Demokrasi ittifakı, bugünün, yarının ve seçim sonrasının temel sigortası ve güvencesidir. Bu büyük değişimde HDP olarak en önde olacağımızdan hiç kimsenin kuşkusu ve kaygısı olmasın. Yapmak için, değiştirmek için geleceğiz; bu topraklarda demokrasi ve barış umudunun kurutulmasına asla izin vermeyeceğiz. Türkiye halklarının çıkarı ve ortak geleceği, NATO koridorlarındaki kirli savaş pazarlıklarında değildir. Savaş kararlarının alındığı iktidar kurullarının toplantılarında hiç değildir. Türkiye halklarının çıkarı ve ortak geleceği, çürümüş siyasette değil demokratik siyasettedir. Demokrasi, barış, adalet ve eşitlik mücadelesindedir. HDP’nin yürüttüğü mücadele ve halklara sunduğu üçüncü yol siyasetidir."

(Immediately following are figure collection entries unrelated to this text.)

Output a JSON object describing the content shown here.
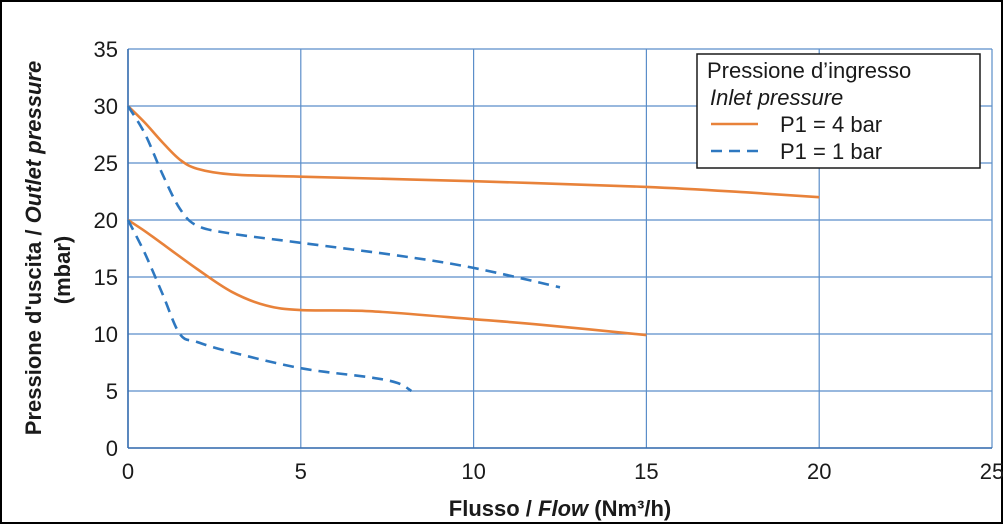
{
  "chart_data": {
    "type": "line",
    "xlabel": {
      "plain": "Flusso / ",
      "italic": "Flow",
      "unit": " (Nm³/h)"
    },
    "ylabel": {
      "line1_plain": "Pressione d'uscita / ",
      "line1_italic": "Outlet pressure",
      "line2": "(mbar)"
    },
    "xlim": [
      0,
      25
    ],
    "ylim": [
      0,
      35
    ],
    "x_ticks": [
      "0",
      "5",
      "10",
      "15",
      "20",
      "25"
    ],
    "y_ticks": [
      "0",
      "5",
      "10",
      "15",
      "20",
      "25",
      "30",
      "35"
    ],
    "grid": true,
    "legend": {
      "position": "top-right",
      "title_line1": "Pressione d’ingresso",
      "title_line2": "Inlet pressure"
    },
    "series": [
      {
        "name": "P1 = 4 bar",
        "color": "#e8823a",
        "dash": "solid",
        "curves": [
          [
            [
              0,
              30
            ],
            [
              0.5,
              28.5
            ],
            [
              1,
              26.8
            ],
            [
              1.5,
              25.3
            ],
            [
              2,
              24.5
            ],
            [
              3,
              24.0
            ],
            [
              5,
              23.8
            ],
            [
              10,
              23.4
            ],
            [
              15,
              22.9
            ],
            [
              18,
              22.4
            ],
            [
              20,
              22.0
            ]
          ],
          [
            [
              0,
              20
            ],
            [
              0.5,
              19.0
            ],
            [
              1,
              17.9
            ],
            [
              2,
              15.7
            ],
            [
              3,
              13.7
            ],
            [
              4,
              12.5
            ],
            [
              5,
              12.1
            ],
            [
              7,
              12.0
            ],
            [
              10,
              11.3
            ],
            [
              12,
              10.8
            ],
            [
              15,
              9.9
            ]
          ]
        ]
      },
      {
        "name": "P1 = 1 bar",
        "color": "#2e78c0",
        "dash": "dashed",
        "curves": [
          [
            [
              0,
              30
            ],
            [
              0.5,
              27.5
            ],
            [
              1,
              24.0
            ],
            [
              1.5,
              21.0
            ],
            [
              2,
              19.5
            ],
            [
              3,
              18.8
            ],
            [
              5,
              18.0
            ],
            [
              8,
              16.8
            ],
            [
              10,
              15.8
            ],
            [
              12.5,
              14.1
            ]
          ],
          [
            [
              0,
              20
            ],
            [
              0.5,
              17.0
            ],
            [
              1,
              13.5
            ],
            [
              1.5,
              10.0
            ],
            [
              2,
              9.3
            ],
            [
              3,
              8.4
            ],
            [
              5,
              7.0
            ],
            [
              7,
              6.2
            ],
            [
              7.8,
              5.7
            ],
            [
              8.2,
              5.0
            ]
          ]
        ]
      }
    ]
  }
}
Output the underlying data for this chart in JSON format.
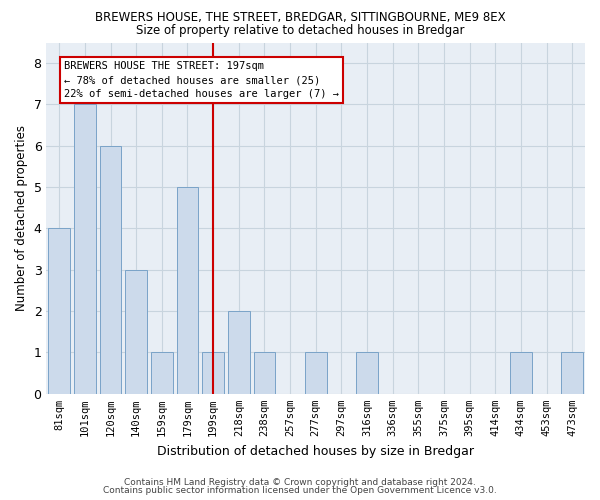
{
  "title1": "BREWERS HOUSE, THE STREET, BREDGAR, SITTINGBOURNE, ME9 8EX",
  "title2": "Size of property relative to detached houses in Bredgar",
  "xlabel": "Distribution of detached houses by size in Bredgar",
  "ylabel": "Number of detached properties",
  "categories": [
    "81sqm",
    "101sqm",
    "120sqm",
    "140sqm",
    "159sqm",
    "179sqm",
    "199sqm",
    "218sqm",
    "238sqm",
    "257sqm",
    "277sqm",
    "297sqm",
    "316sqm",
    "336sqm",
    "355sqm",
    "375sqm",
    "395sqm",
    "414sqm",
    "434sqm",
    "453sqm",
    "473sqm"
  ],
  "values": [
    4,
    7,
    6,
    3,
    1,
    5,
    1,
    2,
    1,
    0,
    1,
    0,
    1,
    0,
    0,
    0,
    0,
    0,
    1,
    0,
    1
  ],
  "bar_color": "#ccdaeb",
  "bar_edge_color": "#7aa3c8",
  "highlight_bar_index": 6,
  "highlight_line_color": "#cc0000",
  "annotation_line1": "BREWERS HOUSE THE STREET: 197sqm",
  "annotation_line2": "← 78% of detached houses are smaller (25)",
  "annotation_line3": "22% of semi-detached houses are larger (7) →",
  "annotation_box_edge": "#cc0000",
  "ylim": [
    0,
    8.5
  ],
  "yticks": [
    0,
    1,
    2,
    3,
    4,
    5,
    6,
    7,
    8
  ],
  "grid_color": "#c8d4de",
  "plot_bg": "#e8eef5",
  "footer1": "Contains HM Land Registry data © Crown copyright and database right 2024.",
  "footer2": "Contains public sector information licensed under the Open Government Licence v3.0."
}
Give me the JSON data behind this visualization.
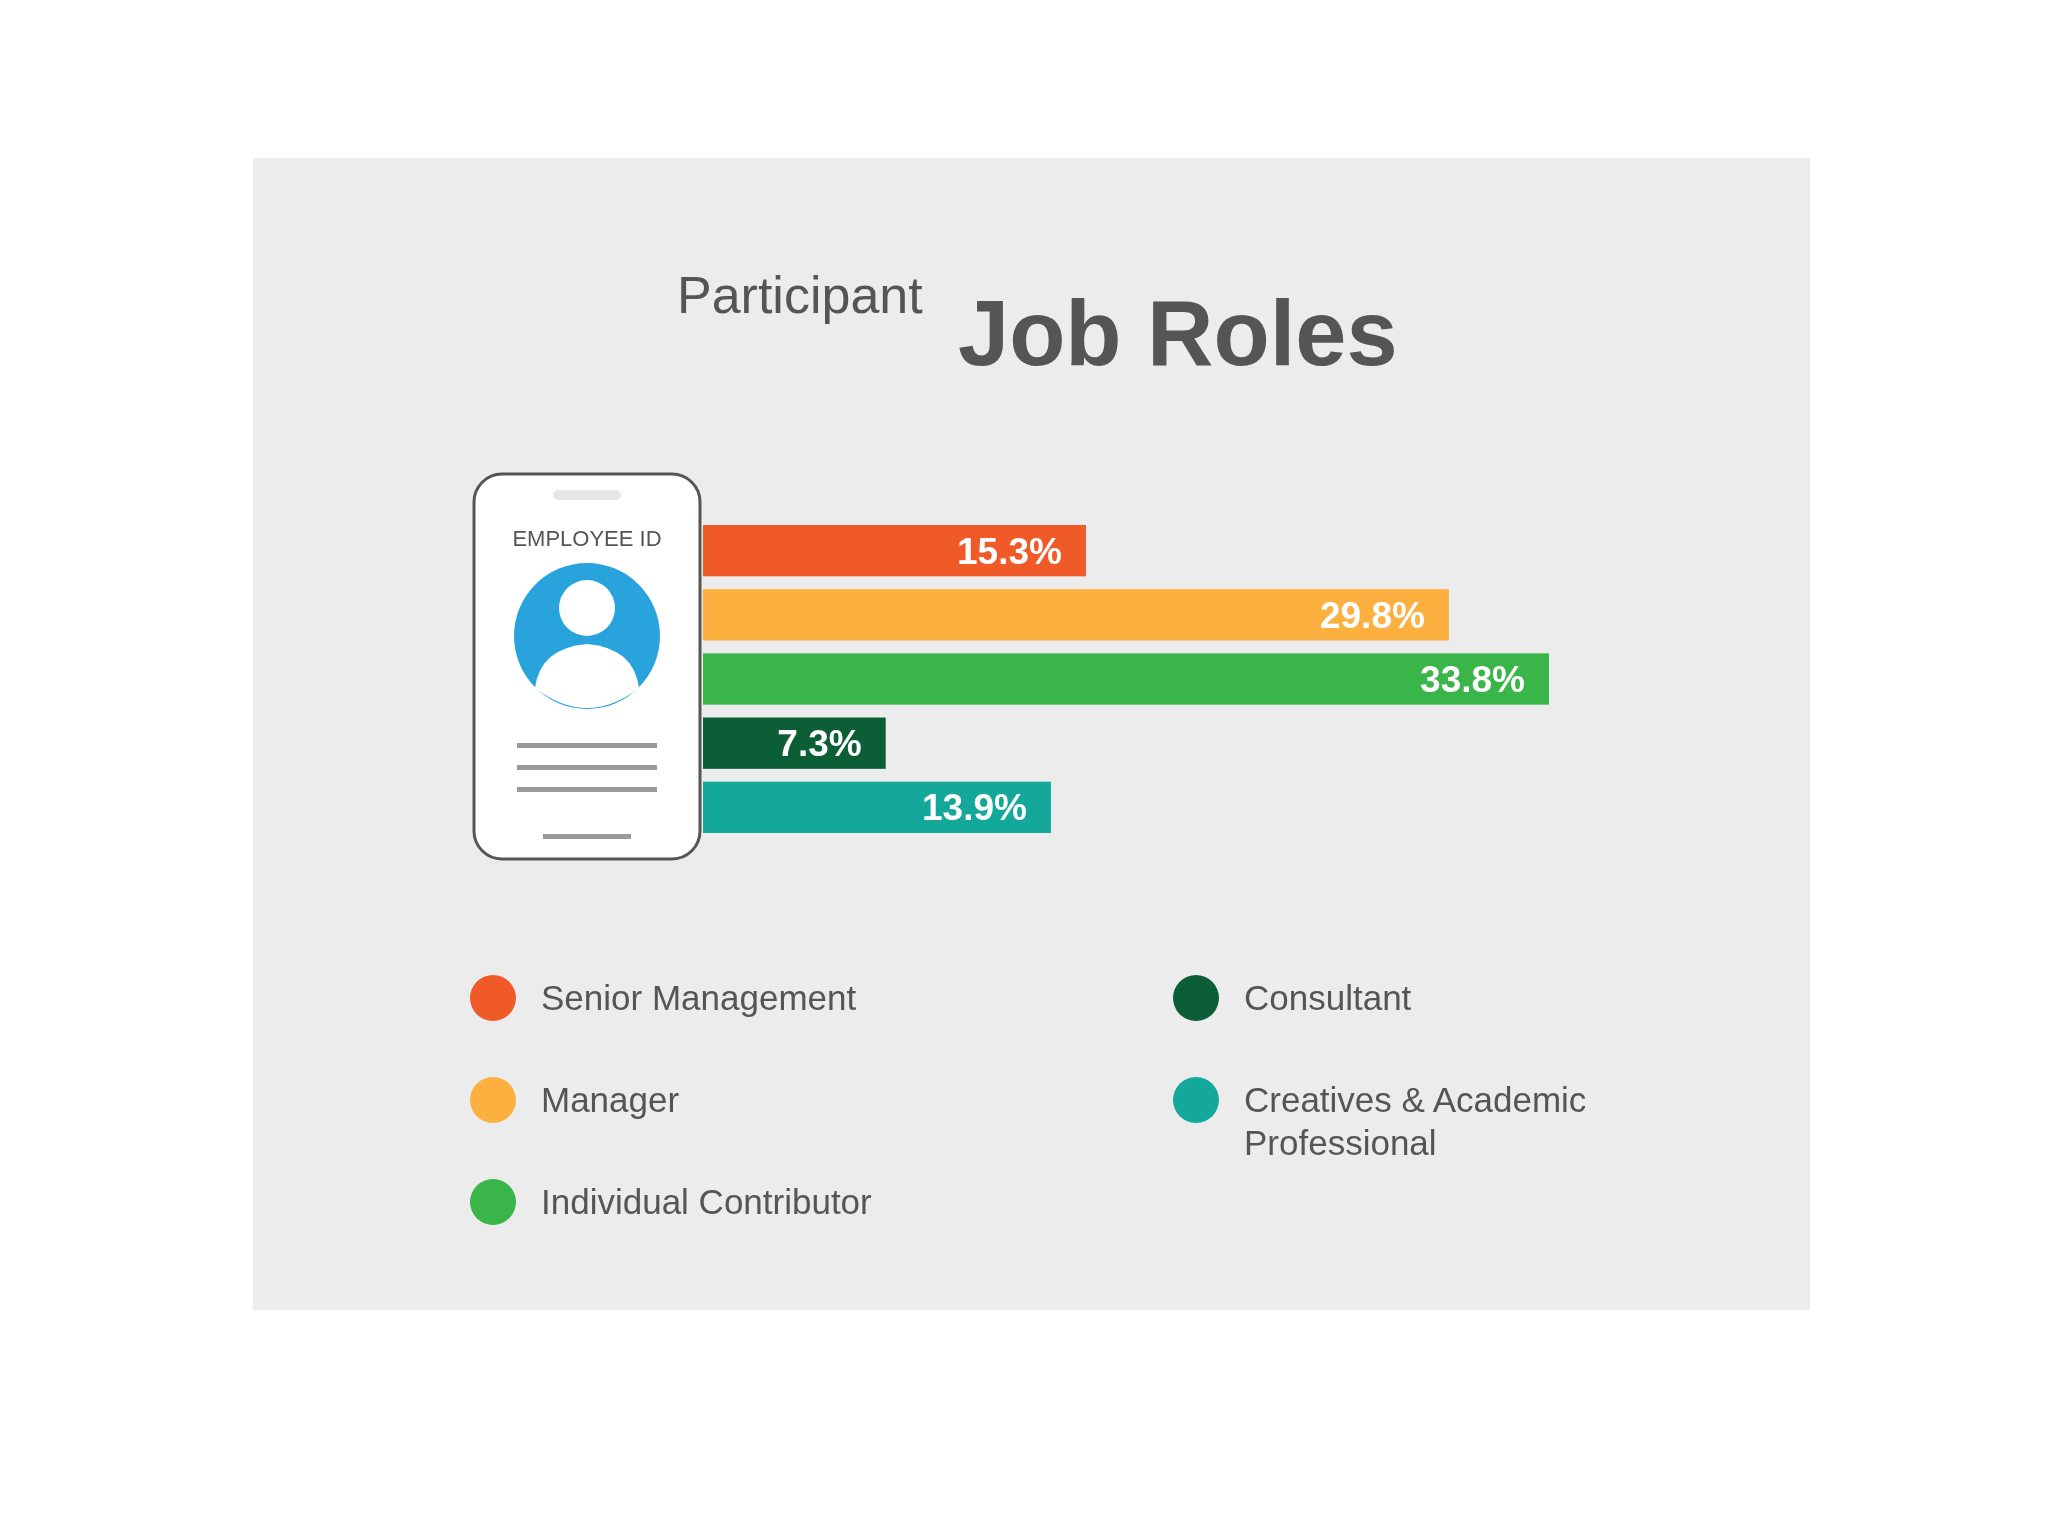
{
  "chart_data": {
    "type": "bar",
    "orientation": "horizontal",
    "title": "Participant Job Roles",
    "categories": [
      null
    ],
    "series": [
      {
        "name": "Senior Management",
        "color": "#f05a28",
        "values": [
          15.3
        ],
        "value_labels": [
          "15.3%"
        ]
      },
      {
        "name": "Manager",
        "color": "#fbb040",
        "values": [
          29.8
        ],
        "value_labels": [
          "29.8%"
        ]
      },
      {
        "name": "Individual Contributor",
        "color": "#39b54a",
        "values": [
          33.8
        ],
        "value_labels": [
          "33.8%"
        ]
      },
      {
        "name": "Consultant",
        "color": "#0b5e36",
        "values": [
          7.3
        ],
        "value_labels": [
          "7.3%"
        ]
      },
      {
        "name": "Creatives & Academic Professional",
        "color": "#14a89b",
        "values": [
          13.9
        ],
        "value_labels": [
          "13.9%"
        ]
      }
    ],
    "legend": "bottom",
    "annotations": [
      "EMPLOYEE ID"
    ]
  }
}
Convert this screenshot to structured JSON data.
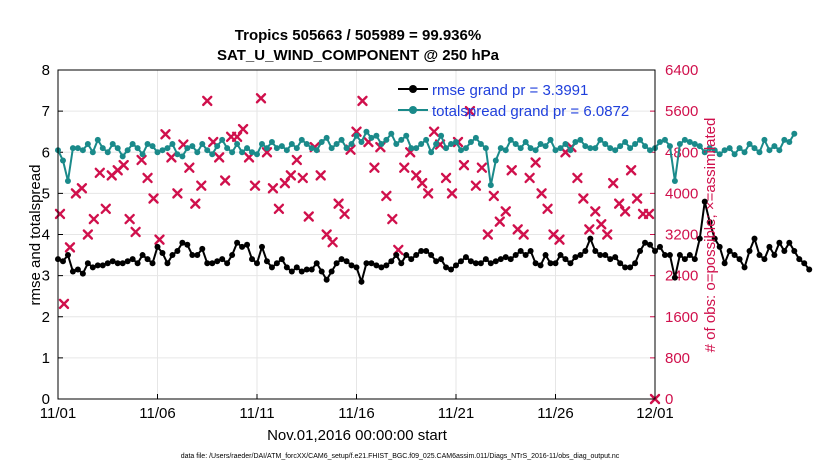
{
  "chart_data": {
    "type": "line",
    "title": "Tropics 505663 / 505989 = 99.936%",
    "subtitle": "SAT_U_WIND_COMPONENT @ 250 hPa",
    "xlabel": "Nov.01,2016 00:00:00 start",
    "ylabel_left": "rmse and totalspread",
    "ylabel_right": "# of obs: o=possible; ×=assimilated",
    "footer": "data file: /Users/raeder/DAI/ATM_forcXX/CAM6_setup/f.e21.FHIST_BGC.f09_025.CAM6assim.011/Diags_NTrS_2016-11/obs_diag_output.nc",
    "x_tick_labels": [
      "11/01",
      "11/06",
      "11/11",
      "11/16",
      "11/21",
      "11/26",
      "12/01"
    ],
    "x_tick_days": [
      0,
      5,
      10,
      15,
      20,
      25,
      30
    ],
    "xlim_days": [
      0,
      30
    ],
    "ylim_left": [
      0,
      8
    ],
    "y_ticks_left": [
      "0",
      "1",
      "2",
      "3",
      "4",
      "5",
      "6",
      "7",
      "8"
    ],
    "ylim_right": [
      0,
      6400
    ],
    "y_ticks_right": [
      "0",
      "800",
      "1600",
      "2400",
      "3200",
      "4000",
      "4800",
      "5600",
      "6400"
    ],
    "colors": {
      "rmse": "#000000",
      "spread": "#1a8a8a",
      "obs": "#d0104c",
      "legend_text": "#1f3fdc"
    },
    "step_days": 0.25,
    "series": [
      {
        "name": "rmse grand pr = 3.3991",
        "values": [
          3.4,
          3.35,
          3.5,
          3.1,
          3.15,
          3.05,
          3.3,
          3.2,
          3.25,
          3.25,
          3.3,
          3.35,
          3.3,
          3.3,
          3.35,
          3.4,
          3.3,
          3.5,
          3.4,
          3.3,
          3.7,
          3.55,
          3.3,
          3.5,
          3.6,
          3.8,
          3.75,
          3.5,
          3.5,
          3.65,
          3.3,
          3.3,
          3.35,
          3.4,
          3.3,
          3.5,
          3.8,
          3.7,
          3.75,
          3.4,
          3.3,
          3.7,
          3.35,
          3.2,
          3.3,
          3.4,
          3.2,
          3.1,
          3.2,
          3.1,
          3.15,
          3.15,
          3.3,
          3.1,
          2.9,
          3.1,
          3.3,
          3.4,
          3.35,
          3.25,
          3.2,
          2.85,
          3.3,
          3.3,
          3.25,
          3.2,
          3.25,
          3.35,
          3.5,
          3.3,
          3.5,
          3.4,
          3.5,
          3.6,
          3.6,
          3.5,
          3.35,
          3.4,
          3.2,
          3.15,
          3.25,
          3.35,
          3.45,
          3.35,
          3.3,
          3.3,
          3.4,
          3.3,
          3.35,
          3.4,
          3.45,
          3.4,
          3.5,
          3.6,
          3.5,
          3.6,
          3.3,
          3.25,
          3.5,
          3.3,
          3.3,
          3.5,
          3.4,
          3.3,
          3.45,
          3.5,
          3.6,
          3.9,
          3.6,
          3.5,
          3.5,
          3.4,
          3.45,
          3.3,
          3.2,
          3.2,
          3.3,
          3.6,
          3.8,
          3.75,
          3.6,
          3.7,
          3.5,
          3.5,
          2.95,
          3.5,
          3.4,
          3.5,
          3.4,
          3.9,
          4.8,
          4.3,
          3.9,
          3.7,
          3.3,
          3.6,
          3.5,
          3.4,
          3.2,
          3.6,
          3.9,
          3.5,
          3.4,
          3.7,
          3.5,
          3.8,
          3.6,
          3.8,
          3.6,
          3.4,
          3.3,
          3.15
        ],
        "color": "#000000"
      },
      {
        "name": "totalspread grand pr = 6.0872",
        "values": [
          6.05,
          5.8,
          5.3,
          6.1,
          6.1,
          6.05,
          6.2,
          6.0,
          6.3,
          6.1,
          6.0,
          6.2,
          6.1,
          5.9,
          6.05,
          6.2,
          6.1,
          5.95,
          6.2,
          6.15,
          6.0,
          6.05,
          6.1,
          6.2,
          5.95,
          5.9,
          6.1,
          6.15,
          6.0,
          6.2,
          6.05,
          5.95,
          6.15,
          6.3,
          6.1,
          6.0,
          6.2,
          6.0,
          6.1,
          6.0,
          5.95,
          6.2,
          6.1,
          6.25,
          6.1,
          6.15,
          6.05,
          6.2,
          6.1,
          6.3,
          6.2,
          6.1,
          6.05,
          6.25,
          6.35,
          6.1,
          6.2,
          6.3,
          6.1,
          6.2,
          6.4,
          6.25,
          6.5,
          6.35,
          6.4,
          6.2,
          6.3,
          6.45,
          6.2,
          6.3,
          6.4,
          6.1,
          6.1,
          6.2,
          6.3,
          6.0,
          6.2,
          6.4,
          6.1,
          6.2,
          6.25,
          6.05,
          6.1,
          6.25,
          6.35,
          6.2,
          6.1,
          5.2,
          5.8,
          6.1,
          6.05,
          6.3,
          6.2,
          6.1,
          6.25,
          6.1,
          6.05,
          6.2,
          6.15,
          6.3,
          6.05,
          6.1,
          6.2,
          6.05,
          6.25,
          6.3,
          6.15,
          6.1,
          6.1,
          6.3,
          6.2,
          6.1,
          6.05,
          6.15,
          6.25,
          6.1,
          6.2,
          6.3,
          6.15,
          6.05,
          6.1,
          6.25,
          6.3,
          6.15,
          5.3,
          6.2,
          6.3,
          6.25,
          6.2,
          6.15,
          6.0,
          6.1,
          6.05,
          5.95,
          6.05,
          6.1,
          5.95,
          6.1,
          6.0,
          6.2,
          6.1,
          6.0,
          6.3,
          6.05,
          6.15,
          6.05,
          6.3,
          6.25,
          6.45
        ],
        "color": "#1a8a8a"
      },
      {
        "name": "obs possible / assimilated",
        "axis": "right",
        "points": [
          [
            0.1,
            3600
          ],
          [
            0.3,
            1850
          ],
          [
            0.6,
            2950
          ],
          [
            0.9,
            4000
          ],
          [
            1.2,
            4100
          ],
          [
            1.5,
            3200
          ],
          [
            1.8,
            3500
          ],
          [
            2.1,
            4400
          ],
          [
            2.4,
            3700
          ],
          [
            2.7,
            4350
          ],
          [
            3.0,
            4450
          ],
          [
            3.3,
            4550
          ],
          [
            3.6,
            3500
          ],
          [
            3.9,
            3250
          ],
          [
            4.2,
            4650
          ],
          [
            4.5,
            4300
          ],
          [
            4.8,
            3900
          ],
          [
            5.1,
            3100
          ],
          [
            5.4,
            5150
          ],
          [
            5.7,
            4700
          ],
          [
            6.0,
            4000
          ],
          [
            6.3,
            4950
          ],
          [
            6.6,
            4500
          ],
          [
            6.9,
            3800
          ],
          [
            7.2,
            4150
          ],
          [
            7.5,
            5800
          ],
          [
            7.8,
            5000
          ],
          [
            8.1,
            4700
          ],
          [
            8.4,
            4250
          ],
          [
            8.7,
            5100
          ],
          [
            9.0,
            5100
          ],
          [
            9.3,
            5250
          ],
          [
            9.6,
            4700
          ],
          [
            9.9,
            4150
          ],
          [
            10.2,
            5850
          ],
          [
            10.5,
            4800
          ],
          [
            10.8,
            4100
          ],
          [
            11.1,
            3700
          ],
          [
            11.4,
            4200
          ],
          [
            11.7,
            4350
          ],
          [
            12.0,
            4650
          ],
          [
            12.3,
            4300
          ],
          [
            12.6,
            3550
          ],
          [
            12.9,
            4900
          ],
          [
            13.2,
            4350
          ],
          [
            13.5,
            3200
          ],
          [
            13.8,
            3050
          ],
          [
            14.1,
            3800
          ],
          [
            14.4,
            3600
          ],
          [
            14.7,
            4850
          ],
          [
            15.0,
            5200
          ],
          [
            15.3,
            5800
          ],
          [
            15.6,
            5000
          ],
          [
            15.9,
            4500
          ],
          [
            16.2,
            4900
          ],
          [
            16.5,
            3950
          ],
          [
            16.8,
            3500
          ],
          [
            17.1,
            2900
          ],
          [
            17.4,
            4500
          ],
          [
            17.7,
            4800
          ],
          [
            18.0,
            4350
          ],
          [
            18.3,
            4200
          ],
          [
            18.6,
            4000
          ],
          [
            18.9,
            5200
          ],
          [
            19.2,
            4950
          ],
          [
            19.5,
            4300
          ],
          [
            19.8,
            4000
          ],
          [
            20.1,
            5000
          ],
          [
            20.4,
            4550
          ],
          [
            20.7,
            5600
          ],
          [
            21.0,
            4150
          ],
          [
            21.3,
            4500
          ],
          [
            21.6,
            3200
          ],
          [
            21.9,
            3950
          ],
          [
            22.2,
            3450
          ],
          [
            22.5,
            3650
          ],
          [
            22.8,
            4450
          ],
          [
            23.1,
            3300
          ],
          [
            23.4,
            3200
          ],
          [
            23.7,
            4300
          ],
          [
            24.0,
            4600
          ],
          [
            24.3,
            4000
          ],
          [
            24.6,
            3700
          ],
          [
            24.9,
            3200
          ],
          [
            25.2,
            3100
          ],
          [
            25.5,
            4800
          ],
          [
            25.8,
            4900
          ],
          [
            26.1,
            4300
          ],
          [
            26.4,
            3900
          ],
          [
            26.7,
            3300
          ],
          [
            27.0,
            3650
          ],
          [
            27.3,
            3400
          ],
          [
            27.6,
            3200
          ],
          [
            27.9,
            4200
          ],
          [
            28.2,
            3800
          ],
          [
            28.5,
            3650
          ],
          [
            28.8,
            4450
          ],
          [
            29.1,
            3900
          ],
          [
            29.4,
            3600
          ],
          [
            29.7,
            3600
          ],
          [
            30.0,
            0
          ]
        ],
        "color": "#d0104c"
      }
    ]
  }
}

“HERKESİN YÖNÜ VE YÜZÜ HDP’YE DÖNÜK OLMALIDIR”
"İktidarın uluslararası alanda ve içeride yürüttüğü politikalarda, ülkenin geleceğini aydınlatan değil daha da karartan kararlar alınmaktadır. Bunun karşısında HDP’nin ve demokrasi güçlerinin ortak toplantılarında, yine yaptığımız konferanslarda yeni, eşit, ortak yaşamın, barışın, demokratik Türkiye’nin inşası tartışılmakta ve mücadele kararları alınmaktadır. 6-7 Haziran’da büyük konferansımızı, 3 Temmuz’da da büyük kongremizi gerçekleştireceğiz. İşte gelecek, bu iradeyle kurulacaktır. Halkı her gün azarlayan, taleplerini yok sayan iktidarın karşısında her gün halkı dinleyen, halkla birlikte karar alan bir HDP var. HDP bu yüzden siyasetin güvenilecek sözüdür, çıkışın en güçlü yoludur. Hiç kimse başka adres ve kurtarıcı aramamalıdır.
Direnerek, mücadele ederek, ağır bedeller ödeyerek korkmadan bugünlere gelen ve dimdik ayakta duran HDP’nin onurlu mücadelesiyle bu ülkenin geleceği kurtulacaktır. Bunun için herkesin yönü ve yüzü HDP’ye dönük olmalıdır. İçinde geçtiğimiz bu tarihi süreçte savaşın, ölümün, açlığın siyasetine ve bunun karşısında ‘inşallah’ bile demekten imtina edenlerin korkak siyasetine karşı barışı, demokrasiyi ve refahı hedefleyen HDP’nin onurlu siyasetinde hep birlikte buluşalım diyorum. Hiç kimse sizin ‘inşallah’ınıza kalmadı, maaşallah bizim de halkımızın da sizin önünüze geçecek gücümüz de sözümüz de var. Bu, bize yeter de artar bile diyorum.”